What has changed since 2016
- EURO16 was 24 teams, WC26 is double that at a staggering 48 teams. Having boggled at the thought of seeing Iceland at an international tournament, we now get to see Curacao! Maybe they will beat England too!
- Fortunately (or not, depending on your avidness), there are not double the stickers to collect. There’s quite a few pictures in the album that would have been stickers in previous editions, and the number of stickers per team has been reduced from 28 to 20. The album has gone from 680 stickers in total to 980.
- This time there are 12 additional stickers that you can collect from the labels of Coca-cola bottles in a promotional tie-in. These go in the back of the album, but I’m not interested in these from a collecting or analysis point of view.
- Panini also say that there are some super-rare variations in stickers that occur at a rate of once in every hundred packets. These are always an extra sticker though (packs containing them have 8 stickers), so again they don’t affect the analysis.
- To accomodate the extra size of the collection, packs now contain 7 stickers (as opposed to 5 back in 2016).
- Packs cost £1.25 now, a 250% increase on the 50p per pack 10 years ago.
The Basics
In the highly improbable situation where you are able to get no duplicates at all, you need about 140 packets (you need 974 stickers in all as you get six inside the album to start with), which will set you back £175. However, the whole point of these posts is that this simply doesn’t happen!
The first question we might ask is whether we generate swaps faster or slower now that both the album and the sticker packs are bigger?
Previously, I created this table:
| Number of unseen stickers (Out of 5) | With 600 stickers still to collect | With 300 stickers still to collect | With 50 stickers still to collect |
|---|---|---|---|
| 5 | 53.4% | 1.6% | 0% |
| 4 | 35.8% | 10.5% | 0% |
| 3 | 9.5% | 26.9% | 0.3% |
| 2 | 1.2% | 34.1% | 4.3% |
| 1 | 0.1% | 21.5% | 27.2% |
| 0 | 0% | 5.4% | 68.2% |
So let’s make something similar for the new setup:
| Number of unseen stickers (Out of 7) | With 900 stickers still to collect | With 600 stickers still to collect | With 300 stickers still to collect | With 50 stickers still to collect |
|---|---|---|---|---|
| 7 | 55.0% | 3.2% | 0.02% | 0% |
| 6 | 34.4% | 14.2% | 0.4% | 0% |
| 5 | 9.1% | 27.2% | 2.7% | 0% |
| 4 | 1.3% | 28.8% | 10.2% | 0% |
| 3 | 0.1% | 18.2% | 23.3% | 0.4% |
| 2 | 0% | 6.9% | 31.2% | 4.2% |
| 1 | 0% | 1.4% | 23.9% | 26.2% |
| 0 | 0% | 1.3% | 7.7% | 69.2% |
There’s an extra column because there’s way more stickers, and a few extra rows because the packs are larger.
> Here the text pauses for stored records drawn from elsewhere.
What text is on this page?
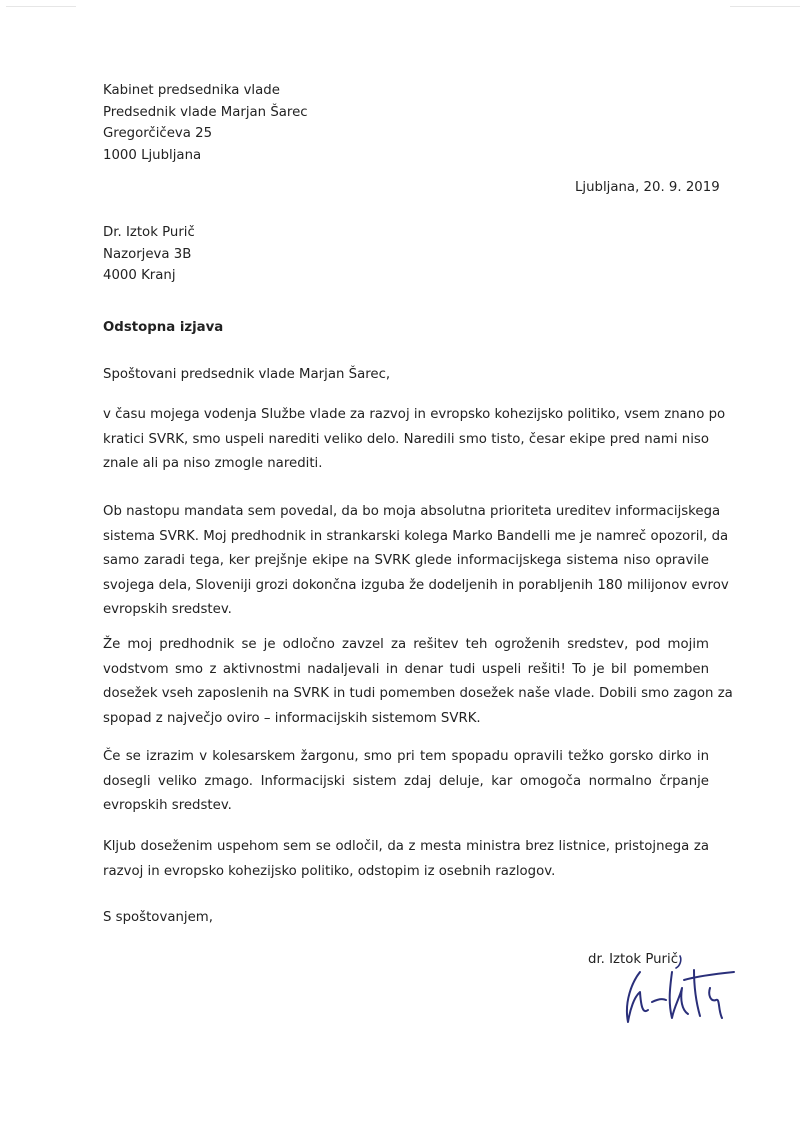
Kabinet predsednika vlade
Predsednik vlade Marjan Šarec
Gregorčičeva 25
1000 Ljubljana
Ljubljana, 20. 9. 2019
Dr. Iztok Purič
Nazorjeva 3B
4000 Kranj
Odstopna izjava
Spoštovani predsednik vlade Marjan Šarec,
v času mojega vodenja Službe vlade za razvoj in evropsko kohezijsko politiko, vsem znano po
kratici SVRK, smo uspeli narediti veliko delo. Naredili smo tisto, česar ekipe pred nami niso
znale ali pa niso zmogle narediti.
Ob nastopu mandata sem povedal, da bo moja absolutna prioriteta ureditev informacijskega
sistema SVRK. Moj predhodnik in strankarski kolega Marko Bandelli me je namreč opozoril, da
samo zaradi tega, ker prejšnje ekipe na SVRK glede informacijskega sistema niso opravile
svojega dela, Sloveniji grozi dokončna izguba že dodeljenih in porabljenih 180 milijonov evrov
evropskih sredstev.
Že moj predhodnik se je odločno zavzel za rešitev teh ogroženih sredstev, pod mojim
vodstvom smo z aktivnostmi nadaljevali in denar tudi uspeli rešiti! To je bil pomemben
dosežek vseh zaposlenih na SVRK in tudi pomemben dosežek naše vlade. Dobili smo zagon za
spopad z največjo oviro – informacijskih sistemom SVRK.
Če se izrazim v kolesarskem žargonu, smo pri tem spopadu opravili težko gorsko dirko in
dosegli veliko zmago. Informacijski sistem zdaj deluje, kar omogoča normalno črpanje
evropskih sredstev.
Kljub doseženim uspehom sem se odločil, da z mesta ministra brez listnice, pristojnega za
razvoj in evropsko kohezijsko politiko, odstopim iz osebnih razlogov.
S spoštovanjem,
dr. Iztok Purič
This time around, with 300 stickers to go you have an almost 1 in 3 chance of getting just one (or fewer!) stickers to actually put into your album.
A Simple Model
Next, we can set up a simple model in R. (Last time, I actually did this in Excel but these days it’s more faff.) Once you identify stats::rhyper() function as being the one you need, the main meat of the model is the following two-liner:
while(remaining > end_threshold){
remaining = remaining - rhyper(1,remaining,album_size-remaining,packet_size)
history <- append(history, remaining)
}Each call to rhyper() generates a number between 0 and packet_size (in our case 7), based on how many stickers are remaining. That number gets deducted from the remaining number of stickers. I used an R list with the append() function to glue the current value of remaining to the existing history of values. The length of that list once the while() loop terminates ends up being the total number of packs you need in that simulation. Later on, I realised that I only need the interim values when plotting the individual paths. Everything else presented here just needs the length of the list, which is just as easily computed with a counter that increments during the while() loop.
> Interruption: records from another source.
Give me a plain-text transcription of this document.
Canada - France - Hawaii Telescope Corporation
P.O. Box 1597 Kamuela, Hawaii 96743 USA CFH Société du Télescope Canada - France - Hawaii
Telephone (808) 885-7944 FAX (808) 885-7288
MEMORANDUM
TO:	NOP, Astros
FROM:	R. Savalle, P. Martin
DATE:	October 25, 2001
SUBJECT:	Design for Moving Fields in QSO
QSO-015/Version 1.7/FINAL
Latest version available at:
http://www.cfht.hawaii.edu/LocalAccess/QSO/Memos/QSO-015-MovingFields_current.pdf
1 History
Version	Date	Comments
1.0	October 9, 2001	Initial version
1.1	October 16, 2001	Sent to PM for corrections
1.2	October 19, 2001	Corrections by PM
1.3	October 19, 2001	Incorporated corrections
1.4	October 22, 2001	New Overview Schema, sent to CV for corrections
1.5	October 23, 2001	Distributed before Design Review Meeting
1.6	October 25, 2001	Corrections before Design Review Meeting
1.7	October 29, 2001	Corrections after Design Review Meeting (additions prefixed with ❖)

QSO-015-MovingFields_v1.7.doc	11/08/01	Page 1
Of course there’s a fair bit of other code to set up the variables and data structures for holding the results. Most of this machinery was handled by R’s built in replicate() function, which was fun to rediscover. The figures that appear in the rest of this post were generated with ggplot.
First up, let’s see how individual paths pan out. I ran 5000 simulations. There’s no rationale for that number, it’s a mixture of “it might enough” versus “because I can and still get the post finished”. We can’t really plot more than ten runs at once though, and even then it’s hard to tell individuals apart. As always with these things, it’s about looking at the ensemble and seeing what’s happening within it:

And what’s happening is that it takes lots of sticker packs to fill the album. Note that this chart is 10 randomly selected runs from my 5000, not the best or the worst. The last of these collectors finishes their album after opening almost 1200 packets: that’s a big outlay, not to mention a very tall pile of unused stickers: about 7,420 of them which, if each sticker is about half a millimetre thick, would be almost 4 metres tall!
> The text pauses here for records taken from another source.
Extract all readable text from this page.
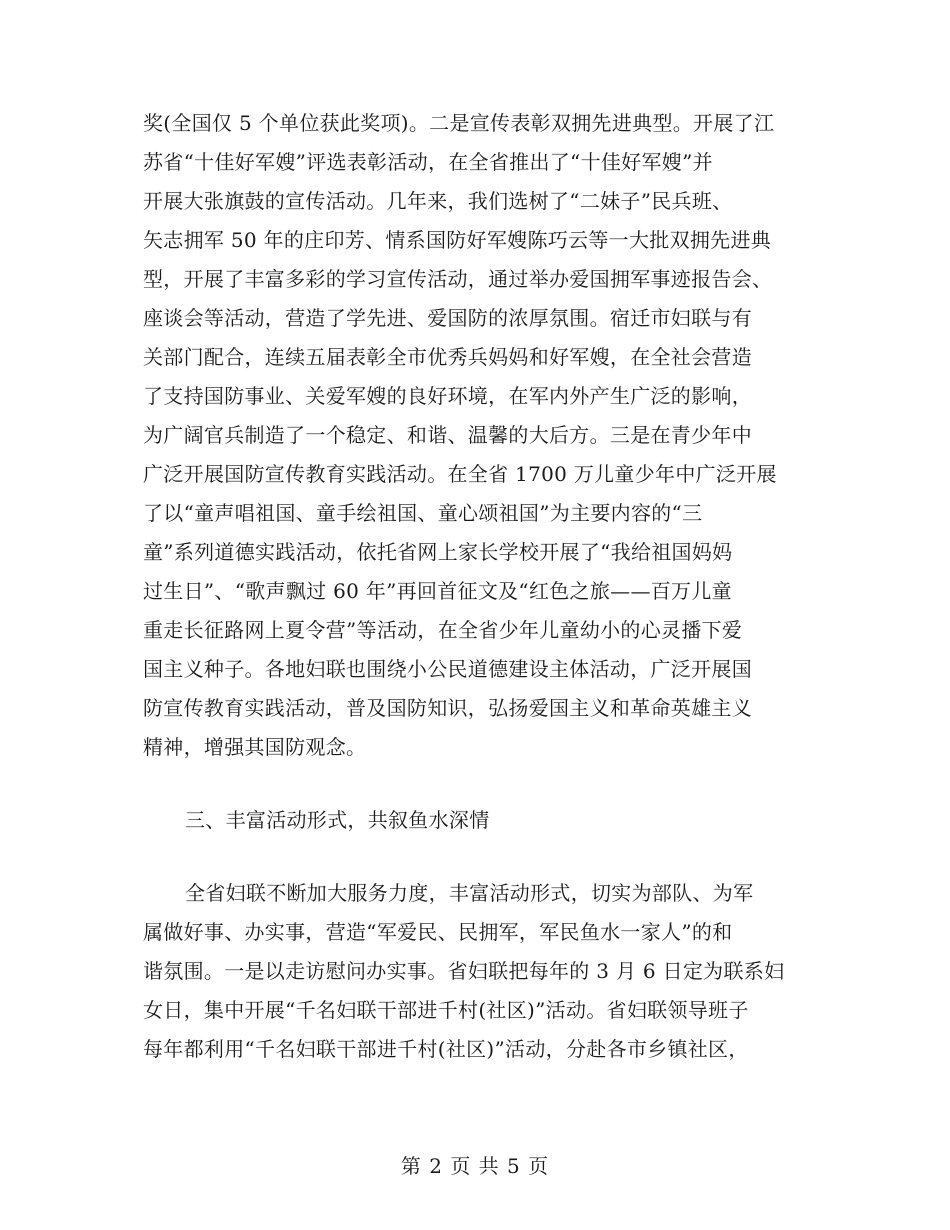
奖(全国仅 5 个单位获此奖项)。二是宣传表彰双拥先进典型。开展了江
苏省“十佳好军嫂”评选表彰活动，在全省推出了“十佳好军嫂”并
开展大张旗鼓的宣传活动。几年来，我们选树了“二妹子”民兵班、
矢志拥军 50 年的庄印芳、情系国防好军嫂陈巧云等一大批双拥先进典
型，开展了丰富多彩的学习宣传活动，通过举办爱国拥军事迹报告会、
座谈会等活动，营造了学先进、爱国防的浓厚氛围。宿迁市妇联与有
关部门配合，连续五届表彰全市优秀兵妈妈和好军嫂，在全社会营造
了支持国防事业、关爱军嫂的良好环境，在军内外产生广泛的影响，
为广阔官兵制造了一个稳定、和谐、温馨的大后方。三是在青少年中
广泛开展国防宣传教育实践活动。在全省 1700 万儿童少年中广泛开展
了以“童声唱祖国、童手绘祖国、童心颂祖国”为主要内容的“三
童”系列道德实践活动，依托省网上家长学校开展了“我给祖国妈妈
过生日”、“歌声飘过 60 年”再回首征文及“红色之旅——百万儿童
重走长征路网上夏令营”等活动，在全省少年儿童幼小的心灵播下爱
国主义种子。各地妇联也围绕小公民道德建设主体活动，广泛开展国
防宣传教育实践活动，普及国防知识，弘扬爱国主义和革命英雄主义
精神，增强其国防观念。
三、丰富活动形式，共叙鱼水深情
全省妇联不断加大服务力度，丰富活动形式，切实为部队、为军
属做好事、办实事，营造“军爱民、民拥军，军民鱼水一家人”的和
谐氛围。一是以走访慰问办实事。省妇联把每年的 3 月 6 日定为联系妇
女日，集中开展“千名妇联干部进千村(社区)”活动。省妇联领导班子
每年都利用“千名妇联干部进千村(社区)”活动，分赴各市乡镇社区，
第 2 页 共 5 页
Let’s make a histogram of all 5000 runs:

Exporting images from R with text that you can actually read is something that I consistently fail at, so here’s that subtitle text again: In 5000 simulations, the average collector needed 1021 packs to complete their album. The minimum number of packs was 655 and the maximum number of packs was 1989. In half of the simulations at least 990 packs were needed, meaning that collectors needed to spend a total of £1237.50 on completing their album.
If that wording about “within 0 stickers” seems odd to you, then maybe you didn’t spot the end_threshold variable earlier! In 2016 you were able to buy up to 50 specific stickers from Panini, in order to complete the collection. Assuming that it’s the same deal in 2026, this alters the complexion of that histogram:

This time, across the 5000 simulations, the average collector needs 404 packs to get within 50 stickers of completing the album. The minimum number of packs needed was 347 and the maximum was 481. Half of collectors needed more than 403 packets, paying at least £503.75 to complete their album. You still need to pay for the final 50 stickers, but this is a lot cheaper than buying them all by yourself. I’m not sure what Panini would charge you for the 50 stickers - but it’s not going to be £700!
Of course, there’s another way, and that’s where swapping comes into the picture.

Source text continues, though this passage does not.